Par dernières conclusions notifiées le 30 mars 2021, la Société Générale demande à la cour de :

- débouter la société SHD IMMO de son appel,

- déclarer la Société Générale bien fondée en son appel incident,

- infirmer le jugement des seuls chefs critiqués dans les motifs de ses écritures,

- juger qu'il convient de fixer l'indemnité d'occupation annuelle à la somme 88 100 euros hors taxes et hors charges,

- juger qu'il en résulte à son profit un trop-perçu de 117 289,41 euros et en conséquence, condamner la société SHD IMMO à lui payer ladite somme avec intérêts au taux légal à compter de la date de chaque versement et ordonner la capitalisation des intérêts dans les conditions prévues par l'article 1154 du code civil, dans sa rédaction applicable à la cause,

- juger que le dépôt de garantie devra être ramené à une somme égale à trois mois de loyer en principal,

- débouter la société SHD IMMO de sa demande en paiement d'intérêts, qu'ils soient simples ou majorés,

- juger que la société SHD IMMO doit supporter les frais qui ont été exposés par la Société Générale à l'occasion de l'instance devenue sans objet tendant à la fixation de l'indemnité d'éviction,

- la condamner en conséquence à lui payer la somme de 49 177,54 euros au titre desdits frais,

- juger que cette somme produira intérêts en application de l'article 1153-1 du code civil, dans sa rédaction applicable à la cause, à compter de chacune des dates à laquelle ils ont été exposés,

- juger que l'article L. 145-58 du code de commerce, d'ordre public, renvoie exclusivement aux dispositions de la partie réglementaire du code de commerce s'agissant de la fixation du prix du nouveau bail résultant de l'exercice du droit de repentir du bailleur, sans que puisse être invoqué un mode de fixation contractuel,

- juger que les droits d'entrée versés au bailleur, fussent-ils qualifiés de supplément de loyer ne peuvent être décapitalisés pour être ajoutés au loyer fixe afin de déterminer les loyers de référence,

- juger qu'il convient de fixer le prix du bail renouvelé à la date du 28 octobre 2015 à la somme annuelle de 82 905,28 euros en principal, hors taxes et hors charges,

- condamner en conséquence la société SHD IMMO à lui rembourser le trop-perçu avec intérêts au taux légal à compter de la date de chaque versement et ordonner la capitalisation des intérêts dans les conditions prévues par l'article 1154 du code civil dans sa rédaction applicable à la cause,

- condamner la société SHD IMMO aux dépens tant de première instance que d'appel en application de l'article 696 du code de procédure civile qui pourront être recouvrés directement contre elle en application de l'article 699 du même code, par PFP Avocats, maître Arnaud F., avocat postulant soussigné, et la condamner au paiement de la somme de 7 500 euros par application de l'article 700 du code de procédure civile.

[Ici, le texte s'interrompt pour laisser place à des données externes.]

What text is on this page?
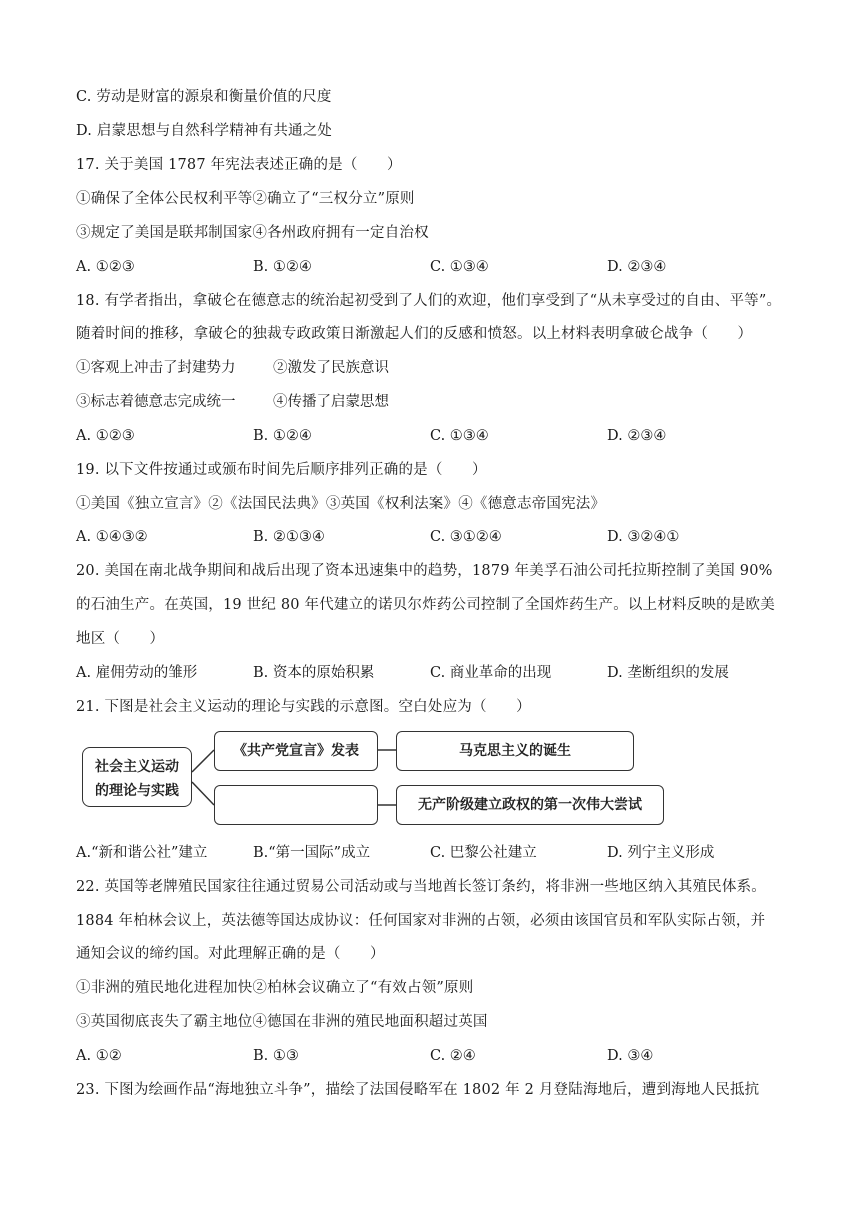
C. 劳动是财富的源泉和衡量价值的尺度
D. 启蒙思想与自然科学精神有共通之处
17. 关于美国 1787 年宪法表述正确的是（　　）
①确保了全体公民权利平等②确立了“三权分立”原则
③规定了美国是联邦制国家④各州政府拥有一定自治权
A. ①②③	B. ①②④	C. ①③④	D. ②③④
18. 有学者指出，拿破仑在德意志的统治起初受到了人们的欢迎，他们享受到了“从未享受过的自由、平等”。
随着时间的推移，拿破仑的独裁专政政策日渐激起人们的反感和愤怒。以上材料表明拿破仑战争（　　）
①客观上冲击了封建势力	②激发了民族意识
③标志着德意志完成统一	④传播了启蒙思想
A. ①②③	B. ①②④	C. ①③④	D. ②③④
19. 以下文件按通过或颁布时间先后顺序排列正确的是（　　）
①美国《独立宣言》②《法国民法典》③英国《权利法案》④《德意志帝国宪法》
A. ①④③②	B. ②①③④	C. ③①②④	D. ③②④①
20. 美国在南北战争期间和战后出现了资本迅速集中的趋势，1879 年美孚石油公司托拉斯控制了美国 90%
的石油生产。在英国，19 世纪 80 年代建立的诺贝尔炸药公司控制了全国炸药生产。以上材料反映的是欧美
地区（　　）
A. 雇佣劳动的雏形	B. 资本的原始积累	C. 商业革命的出现	D. 垄断组织的发展
21. 下图是社会主义运动的理论与实践的示意图。空白处应为（　　）
社会主义运动
的理论与实践
《共产党宣言》发表	马克思主义的诞生
无产阶级建立政权的第一次伟大尝试
A.“新和谐公社”建立	B.“第一国际”成立	C. 巴黎公社建立	D. 列宁主义形成
22. 英国等老牌殖民国家往往通过贸易公司活动或与当地酋长签订条约，将非洲一些地区纳入其殖民体系。
1884 年柏林会议上，英法德等国达成协议：任何国家对非洲的占领，必须由该国官员和军队实际占领，并
通知会议的缔约国。对此理解正确的是（　　）
①非洲的殖民地化进程加快②柏林会议确立了“有效占领”原则
③英国彻底丧失了霸主地位④德国在非洲的殖民地面积超过英国
A. ①②	B. ①③	C. ②④	D. ③④
23. 下图为绘画作品“海地独立斗争”，描绘了法国侵略军在 1802 年 2 月登陆海地后，遭到海地人民抵抗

L'ordonnance de clôture est intervenue le 3 février 2022.

MOTIFS DE LA DÉCISION

À titre liminaire, la cour rappelle que les demandes tendant à voir dire et juger ne constituent pas des prétentions au sens de l'article 4 du code de procédure civile de sorte que la cour n'en est pas saisie.

Sur l'indemnité d'occupation

La société SDH IMMO demande à la cour de réformer le jugement sur ce point et de fixer l'indemnité d'occupation annuelle due par la Société Générale du 5 novembre 2013 au 28 octobre 2015 à la somme de

141 241,72 euros hors charges et hors taxes.

Pour ce faire elle se réfère à la valeur locative de renouvellement qui selon elle doit s'entendre du prix moyen des nouveaux loyers évaluée par l'expert à 1 213 euros HT/m2, et s'oppose à tout abattement pour précarité, en l'absence de préjudice pour la locataire, qui a connu de très bons résultats financiers sur la période considérée.

La Société Générale conclut à la valeur locative fixée par le tribunal, conforme à l'estimation de l'expert de 890 euros/m2 HT et HC, et demande de retenir un abattement pour précarité de 15 %, faisant valoir la situation d'incertitude dans laquelle se trouve le preneur durant cette période, et que le motif selon lequel son activité a évolué favorablement n'a pas à être pris en considération.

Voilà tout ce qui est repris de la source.